EPA is in the process of finalizing a regulation that – if left unchanged – could increase energy costs for American families and businesses across the country and actually hurt our country’s climate leadership.
AXPC companies are focused on reducing methane emissions from their operations and support effective and reasonable regulation of methane that balances the essential value of US oil and natural gas production with the global challenge of addressing climate change.
The men and women of our industry are committed to producing the affordable and reliable energy that our country — and the world— needs, while also reducing emissions by developing and investing in innovative new technologies. In fact, the US not only leads the world in responsible production, we also have one of the lowest emissions intensities coupled with the highest production.
Notably, average methane emissions intensity declined by nearly 66 percent across all seven major US onshore producing regions from 2011 to 2021 due to our industry’s commitment to constant improvement and innovative solutions. The International Energy Administration (IEA) has reported that only five other producing countries have a lower methane factor – but the US produces more than all five of these countries combined.
However, EPA’s new methane rule, as proposed, could harm producers’ ability to meet demand for American energy, and our industry’s ability to invest in innovative new technologies.

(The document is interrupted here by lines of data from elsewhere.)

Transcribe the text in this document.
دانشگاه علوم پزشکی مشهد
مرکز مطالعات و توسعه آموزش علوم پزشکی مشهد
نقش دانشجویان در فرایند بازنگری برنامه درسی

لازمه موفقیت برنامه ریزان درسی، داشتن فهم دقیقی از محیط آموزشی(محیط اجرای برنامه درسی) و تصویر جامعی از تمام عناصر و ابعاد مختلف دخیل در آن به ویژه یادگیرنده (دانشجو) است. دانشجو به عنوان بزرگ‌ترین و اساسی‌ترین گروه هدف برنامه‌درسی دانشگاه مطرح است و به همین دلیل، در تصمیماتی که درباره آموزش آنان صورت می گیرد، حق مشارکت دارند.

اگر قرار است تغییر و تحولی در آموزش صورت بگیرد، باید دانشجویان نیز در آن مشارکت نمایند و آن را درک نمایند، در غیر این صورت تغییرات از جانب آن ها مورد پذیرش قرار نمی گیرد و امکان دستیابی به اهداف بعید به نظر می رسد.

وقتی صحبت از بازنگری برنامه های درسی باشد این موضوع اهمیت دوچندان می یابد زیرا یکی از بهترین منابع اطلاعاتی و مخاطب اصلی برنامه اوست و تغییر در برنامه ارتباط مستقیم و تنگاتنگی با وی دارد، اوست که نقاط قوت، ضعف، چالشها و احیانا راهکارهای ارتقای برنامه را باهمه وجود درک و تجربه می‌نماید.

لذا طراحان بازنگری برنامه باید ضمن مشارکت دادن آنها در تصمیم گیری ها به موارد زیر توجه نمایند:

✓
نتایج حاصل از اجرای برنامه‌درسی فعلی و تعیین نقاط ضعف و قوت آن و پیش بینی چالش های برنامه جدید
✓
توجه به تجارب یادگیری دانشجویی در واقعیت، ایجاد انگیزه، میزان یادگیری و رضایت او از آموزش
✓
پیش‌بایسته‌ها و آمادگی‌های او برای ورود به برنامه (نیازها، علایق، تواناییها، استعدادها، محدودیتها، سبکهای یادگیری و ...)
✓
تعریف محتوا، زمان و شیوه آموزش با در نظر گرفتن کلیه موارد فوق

If EPA’s rule is left unchanged, it will reduce domestic production of oil and natural gas, which will increase everyone’s energy costs. Despite EPA’s intention of allowing new technologies, it would disincentivize new emissions-reductions technologies that have been more efficient at finding bigger leaks faster, so operators can address them. It will add multiple new layers of regulations, in some cases conflict with other regulatory mandates, and compound compliance costs and burdens.

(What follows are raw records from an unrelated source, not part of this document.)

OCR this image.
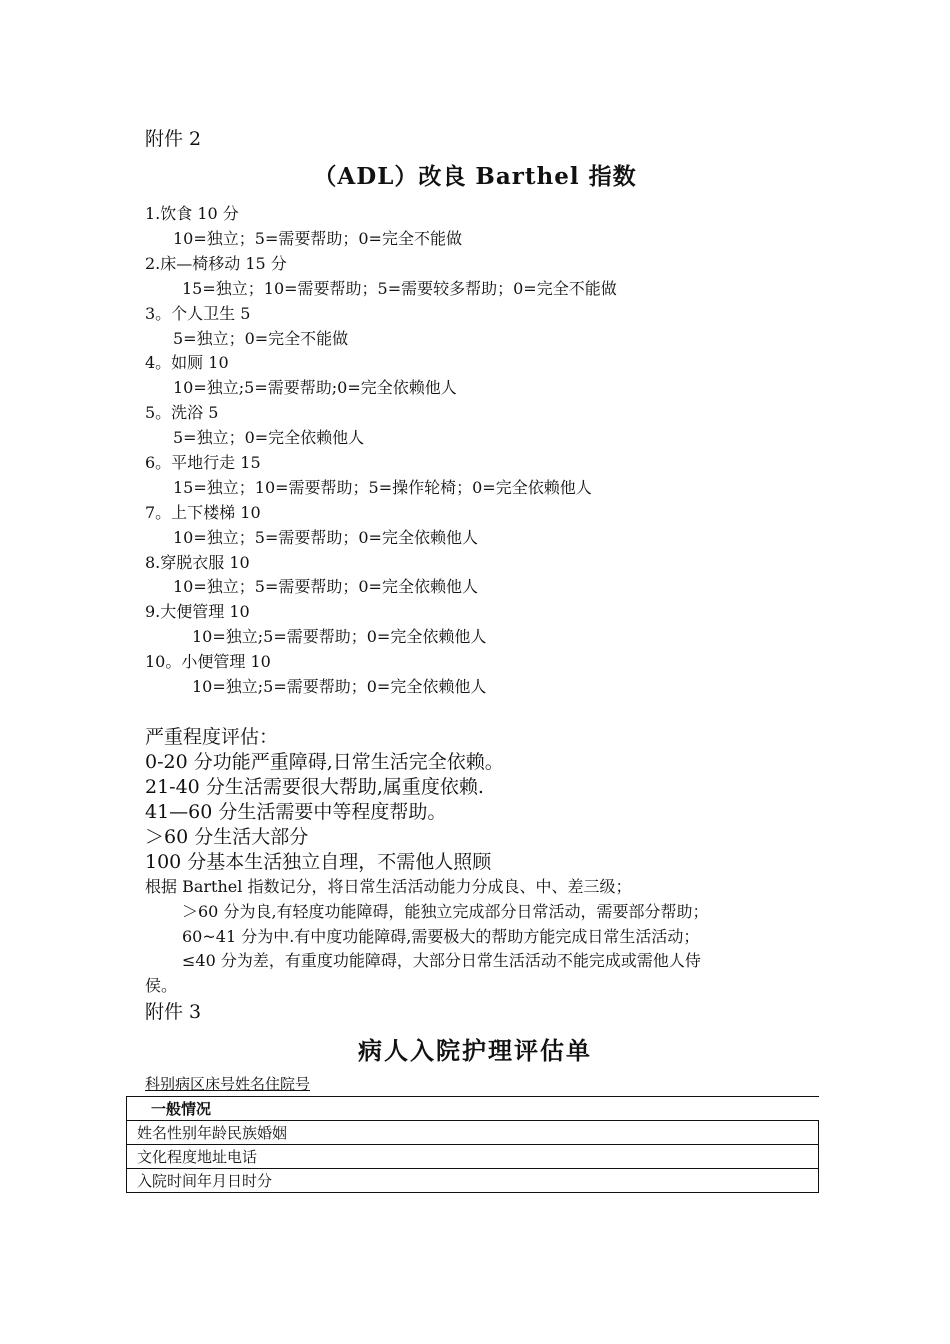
附件 2
（ADL）改良 Barthel 指数
1.饮食 10 分
10=独立；5=需要帮助；0=完全不能做
2.床—椅移动 15 分
15=独立；10=需要帮助；5=需要较多帮助；0=完全不能做
3。个人卫生 5
5=独立；0=完全不能做
4。如厕 10
10=独立;5=需要帮助;0=完全依赖他人
5。洗浴 5
5=独立；0=完全依赖他人
6。平地行走 15
15=独立；10=需要帮助；5=操作轮椅；0=完全依赖他人
7。上下楼梯 10
10=独立；5=需要帮助；0=完全依赖他人
8.穿脱衣服 10
10=独立；5=需要帮助；0=完全依赖他人
9.大便管理 10
10=独立;5=需要帮助；0=完全依赖他人
10。小便管理 10
10=独立;5=需要帮助；0=完全依赖他人
严重程度评估：
0-20 分功能严重障碍,日常生活完全依赖。
21-40 分生活需要很大帮助,属重度依赖.
41—60 分生活需要中等程度帮助。
＞60 分生活大部分
100 分基本生活独立自理，不需他人照顾
根据 Barthel 指数记分，将日常生活活动能力分成良、中、差三级；
＞60 分为良,有轻度功能障碍，能独立完成部分日常活动，需要部分帮助；
60~41 分为中.有中度功能障碍,需要极大的帮助方能完成日常生活活动；
≤40 分为差，有重度功能障碍，大部分日常生活活动不能完成或需他人侍
侯。
附件 3
病人入院护理评估单
科别病区床号姓名住院号
一般情况
姓名性别年龄民族婚姻
文化程度地址电话
入院时间年月日时分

Additionally, some of the rule’s provisions contain very prescriptive requirements on unrealistic implementation timelines. For example, the rule requires a transition of all sites to zero emitting pneumatics, within 60 days for new facilities. Not only is that timeline practically infeasible, the lack of operational flexibility for equipment used creates unintended consequences that include shifting emissions elsewhere, trading methane reductions for increases in other criteria pollutants, and in some cases pushing wells past their economic breaking points. This could lead to premature shut-ins and stranded reserves that might cause smaller companies to become insolvent, leading to lost jobs and increased burdens on the American taxpayer.
Even EPA acknowledges that its proposed methane rule will have negative impacts on oil and natural gas production, resulting in a significant, adverse impact to American energy production. If the rule is finalized, EPA estimates that the United States in 2026 will produce almost 21 million fewer barrels of oil and 258 million fewer Mcf (thousand cubic feet) of natural gas a year. Additionally, by EPA’s estimates, the rule will impose over $14 billion in compliance costs making it one of the most expensive federal regulations of all time. If the flaws in the rule are not addressed, it will not only drive-up energy costs, it will also impede our ability to support our allies’ energy needs.
As part of the public engagement process, AXPC has offered EPA solutions for a more workable, legally defensible final rule. We encourage EPA to ensure the final rule allows for more operational flexibility for companies to choose the best alternative for net emissions reductions, provide more time for the industry to train workers and to acquire the necessary equipment for navigating today’s supply chain challenges and what will be an exponentially expanded demand, and to be able to physically redesign facilities to meet these new standards. We also encourage EPA to fully consider the economic burden of their rules to the American people – both from increased energy bills and premature shut-ins with the potential creation of a new generation of orphaned wells.
Revising the methane proposal will also help avoid significant implementation challenges for industry and EPA and avoid shifting production of oil and natural gas overseas, where there are less consistent, often less robust environmental protections – a risk to the Biden Administration’s climate goals.
The policies and regulations implemented by this Administration now could be both the most stringent in the world, while also workable of industry, or they could create devastating economic, climate, and energy security effects for years to come.